У «Вика Атриум» Харри не удалось найти ни свободного места на парковке, ни таблички офиса Арне Албу. Хорошо еще, что сидящая за столиком администратора дама сообщила, что Албу арендует здесь кабинет на паях с тремя такими же, как он, специалистами по инвестициям. А в данный момент он отправился на «деловой ланч».
Когда Харри вышел из здания, выяснилось, что какой-то ретивый страж порядка из транспортной полиции уже успел засунуть штрафную квитанцию ему под дворник. Так с испорченным настроением и штрафной квитанцией в кармане он и вошел в «Пароход “Луиза”», который оказался вовсе даже не пароходом, а рестораном в Акер-Брюгге. В отличие от «Шрёдера» в данном заведении состоятельные посетители — обладатели офисов в этой части города, которую, пусть и с некоторой натяжкой, можно было считать Уолл-стрит норвежской столицы, — могли достаточно вкусно поесть. В Акер-Брюгге Харри всегда чувствовал себя немного не в своей стихии — скорее всего, из-за того, что не был туристом и всю жизнь с раннего детства провел на улицах Осло. Войдя в ресторан, он перекинулся парой слов с барменом за стойкой, который указал ему на столик у окна.
— Прошу прощения за беспокойство, господа, — начал Харри, подойдя поближе.

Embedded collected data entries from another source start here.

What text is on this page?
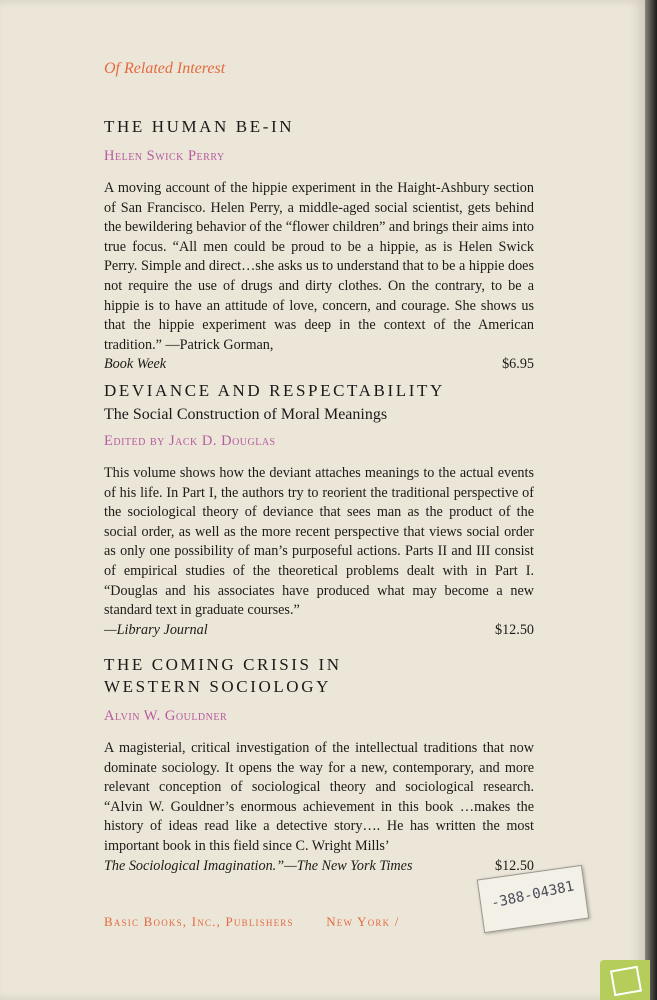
Of Related Interest
THE HUMAN BE-IN
Helen Swick Perry
A moving account of the hippie experiment in the Haight-Ashbury section of San Francisco. Helen Perry, a middle-aged social scientist, gets behind the bewildering behavior of the “flower children” and brings their aims into true focus. “All men could be proud to be a hippie, as is Helen Swick Perry. Simple and direct…she asks us to understand that to be a hippie does not require the use of drugs and dirty clothes. On the contrary, to be a hippie is to have an attitude of love, concern, and courage. She shows us that the hippie experiment was deep in the context of the American tradition.” —Patrick Gorman,
Book Week	$6.95
DEVIANCE AND RESPECTABILITY
The Social Construction of Moral Meanings
Edited by Jack D. Douglas
This volume shows how the deviant attaches meanings to the actual events of his life. In Part I, the authors try to reorient the traditional perspective of the sociological theory of deviance that sees man as the product of the social order, as well as the more recent perspective that views social order as only one possibility of man’s purposeful actions. Parts II and III consist of empirical studies of the theoretical problems dealt with in Part I. “Douglas and his associates have produced what may become a new standard text in graduate courses.”
—Library Journal	$12.50
THE COMING CRISIS IN
WESTERN SOCIOLOGY
Alvin W. Gouldner
A magisterial, critical investigation of the intellectual traditions that now dominate sociology. It opens the way for a new, contemporary, and more relevant conception of sociological theory and sociological research. “Alvin W. Gouldner’s enormous achievement in this book …makes the history of ideas read like a detective story…. He has written the most important book in this field since C. Wright Mills’
The Sociological Imagination.”—The New York Times	$12.50
Basic Books, Inc., Publishers New York /
-388-04381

— А-а, наконец-то, — один из трех сидящих за столиком господ нервным движением отбросил назад падающую на лоб челку. — Послушайте, и это вы называете — довести вино до нужной температуры?!

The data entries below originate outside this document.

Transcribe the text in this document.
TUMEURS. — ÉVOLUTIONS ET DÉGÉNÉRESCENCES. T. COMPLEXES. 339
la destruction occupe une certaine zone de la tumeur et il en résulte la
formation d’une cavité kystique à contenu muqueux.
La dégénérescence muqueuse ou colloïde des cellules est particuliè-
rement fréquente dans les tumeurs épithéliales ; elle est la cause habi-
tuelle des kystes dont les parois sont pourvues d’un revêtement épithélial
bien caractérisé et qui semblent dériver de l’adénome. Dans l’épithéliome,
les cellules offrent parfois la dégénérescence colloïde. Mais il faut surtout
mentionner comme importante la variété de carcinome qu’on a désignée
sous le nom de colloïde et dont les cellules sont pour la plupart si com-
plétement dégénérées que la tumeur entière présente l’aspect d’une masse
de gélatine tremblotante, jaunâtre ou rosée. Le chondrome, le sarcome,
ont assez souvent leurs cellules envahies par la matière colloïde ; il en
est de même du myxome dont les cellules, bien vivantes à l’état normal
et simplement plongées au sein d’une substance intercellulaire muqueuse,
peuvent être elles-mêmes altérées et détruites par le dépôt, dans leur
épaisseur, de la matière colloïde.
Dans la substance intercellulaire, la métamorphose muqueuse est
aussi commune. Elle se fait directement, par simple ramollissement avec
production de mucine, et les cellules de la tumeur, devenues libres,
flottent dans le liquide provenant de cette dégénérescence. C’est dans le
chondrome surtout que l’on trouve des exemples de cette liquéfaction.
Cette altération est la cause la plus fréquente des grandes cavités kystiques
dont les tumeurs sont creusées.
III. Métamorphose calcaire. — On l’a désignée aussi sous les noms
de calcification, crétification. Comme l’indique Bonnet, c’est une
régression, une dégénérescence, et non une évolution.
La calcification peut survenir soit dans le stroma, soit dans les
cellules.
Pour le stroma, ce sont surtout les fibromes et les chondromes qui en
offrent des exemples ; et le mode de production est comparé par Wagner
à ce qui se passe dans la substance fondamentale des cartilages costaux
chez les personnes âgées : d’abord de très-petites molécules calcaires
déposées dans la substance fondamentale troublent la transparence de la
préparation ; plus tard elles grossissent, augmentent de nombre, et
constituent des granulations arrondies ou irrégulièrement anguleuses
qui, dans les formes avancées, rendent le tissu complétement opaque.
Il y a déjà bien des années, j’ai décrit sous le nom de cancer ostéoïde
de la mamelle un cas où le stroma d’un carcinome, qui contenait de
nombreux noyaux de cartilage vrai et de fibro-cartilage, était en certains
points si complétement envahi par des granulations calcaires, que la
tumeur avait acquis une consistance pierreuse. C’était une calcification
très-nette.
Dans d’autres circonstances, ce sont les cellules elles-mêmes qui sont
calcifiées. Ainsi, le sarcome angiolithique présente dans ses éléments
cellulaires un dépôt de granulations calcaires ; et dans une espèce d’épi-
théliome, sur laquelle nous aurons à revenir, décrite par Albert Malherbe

— Я называю это — норвежское красное, разлитое в бутылки из-под «кло-де-пап», — невозмутимо ответил Харри.
Обладатель челки — явно в замешательстве — воззрился на Харри, уделив особое внимание его темному костюму.
— Шутка, — улыбнулся Харри. — Я из полиции.

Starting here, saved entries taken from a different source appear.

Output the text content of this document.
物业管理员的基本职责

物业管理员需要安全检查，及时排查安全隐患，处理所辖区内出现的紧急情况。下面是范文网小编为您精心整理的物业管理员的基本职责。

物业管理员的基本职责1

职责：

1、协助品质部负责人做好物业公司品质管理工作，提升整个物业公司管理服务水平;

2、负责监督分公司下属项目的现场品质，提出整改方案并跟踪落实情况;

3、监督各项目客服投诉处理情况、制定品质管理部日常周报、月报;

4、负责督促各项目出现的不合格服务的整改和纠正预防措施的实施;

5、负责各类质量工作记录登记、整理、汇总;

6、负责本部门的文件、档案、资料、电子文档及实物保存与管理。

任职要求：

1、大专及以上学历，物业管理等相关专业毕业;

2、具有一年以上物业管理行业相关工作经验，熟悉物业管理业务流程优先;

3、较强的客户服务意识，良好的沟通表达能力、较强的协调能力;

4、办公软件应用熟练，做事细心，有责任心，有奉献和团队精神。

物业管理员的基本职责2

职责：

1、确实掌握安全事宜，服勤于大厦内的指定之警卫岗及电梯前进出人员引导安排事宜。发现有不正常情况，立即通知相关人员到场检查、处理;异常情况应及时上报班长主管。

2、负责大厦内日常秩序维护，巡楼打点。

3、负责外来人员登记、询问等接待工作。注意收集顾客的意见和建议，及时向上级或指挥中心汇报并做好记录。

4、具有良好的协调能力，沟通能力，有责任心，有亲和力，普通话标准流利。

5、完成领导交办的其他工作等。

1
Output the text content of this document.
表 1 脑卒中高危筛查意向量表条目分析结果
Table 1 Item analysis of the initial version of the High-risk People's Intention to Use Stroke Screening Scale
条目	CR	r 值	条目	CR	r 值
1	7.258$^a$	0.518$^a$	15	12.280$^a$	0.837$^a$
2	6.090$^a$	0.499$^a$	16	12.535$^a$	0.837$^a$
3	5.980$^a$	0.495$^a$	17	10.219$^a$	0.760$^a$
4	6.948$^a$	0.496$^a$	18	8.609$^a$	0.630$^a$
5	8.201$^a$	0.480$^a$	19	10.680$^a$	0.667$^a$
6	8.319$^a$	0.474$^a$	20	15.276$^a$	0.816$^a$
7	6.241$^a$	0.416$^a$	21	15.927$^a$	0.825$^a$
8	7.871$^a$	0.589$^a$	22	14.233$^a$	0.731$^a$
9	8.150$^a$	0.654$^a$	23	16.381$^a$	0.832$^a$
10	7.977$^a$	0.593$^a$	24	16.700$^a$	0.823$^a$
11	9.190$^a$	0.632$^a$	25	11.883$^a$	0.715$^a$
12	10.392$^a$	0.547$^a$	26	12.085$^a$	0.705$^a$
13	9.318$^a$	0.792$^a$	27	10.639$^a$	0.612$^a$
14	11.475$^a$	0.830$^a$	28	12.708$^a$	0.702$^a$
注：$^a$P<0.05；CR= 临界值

Замешательство переросло в явный испуг.
— Успокойтесь, вовсе не из Управления по борьбе с экономическими преступлениями.
Очевидное облегчение, постепенно переходящее в недоумение. И внезапно — взрыв по-мальчишечьи звонкого смеха. У Харри даже перехватило дыхание. Он заранее спланировал всю мизансцену, и данное действо вовсе не было в ней предусмотрено. Тем не менее он сумел перестроиться на ходу:
— Арне Албу?
— Это я, — отозвался смеявшийся, худощавый мужчина с короткими вьющимися волосами и сетью морщинок у глаз, которая свидетельствовала не столько о его смешливости, сколько о том, что на самом деле он, скорее всего, старше тех тридцати пяти лет, которые навскидку дал ему Харри. — Извините за недоразумение, — продолжал он по-прежнему веселым голосом. — Могу вам чем-то помочь, констебль?
Прежде чем продолжить, Харри попытался составить себе некоторое представление о собеседнике, руководствуясь исключительно внешностью. Звучный голос. Твердый взгляд. Под белоснежным воротничком сорочки искусно завязанный — однако не слишком затянутый — узел галстука. То, что он не ограничился одним лишь «это я», а извинился и, кроме того, добавил «могу вам чем-то помочь, констебль» — кстати, с ноткой иронии сделав ударение на слове «констебль», — означало одно из двух: либо Арне Албу весьма уверен в себе, либо неплохо умеет производить на окружающих соответствующее впечатление.
Харри попытался сосредоточиться. Не на том, как вести беседу, а на возможной реакции Албу на сказанное.
— Да, Албу, можете. Вы знаете Анну Бетсен?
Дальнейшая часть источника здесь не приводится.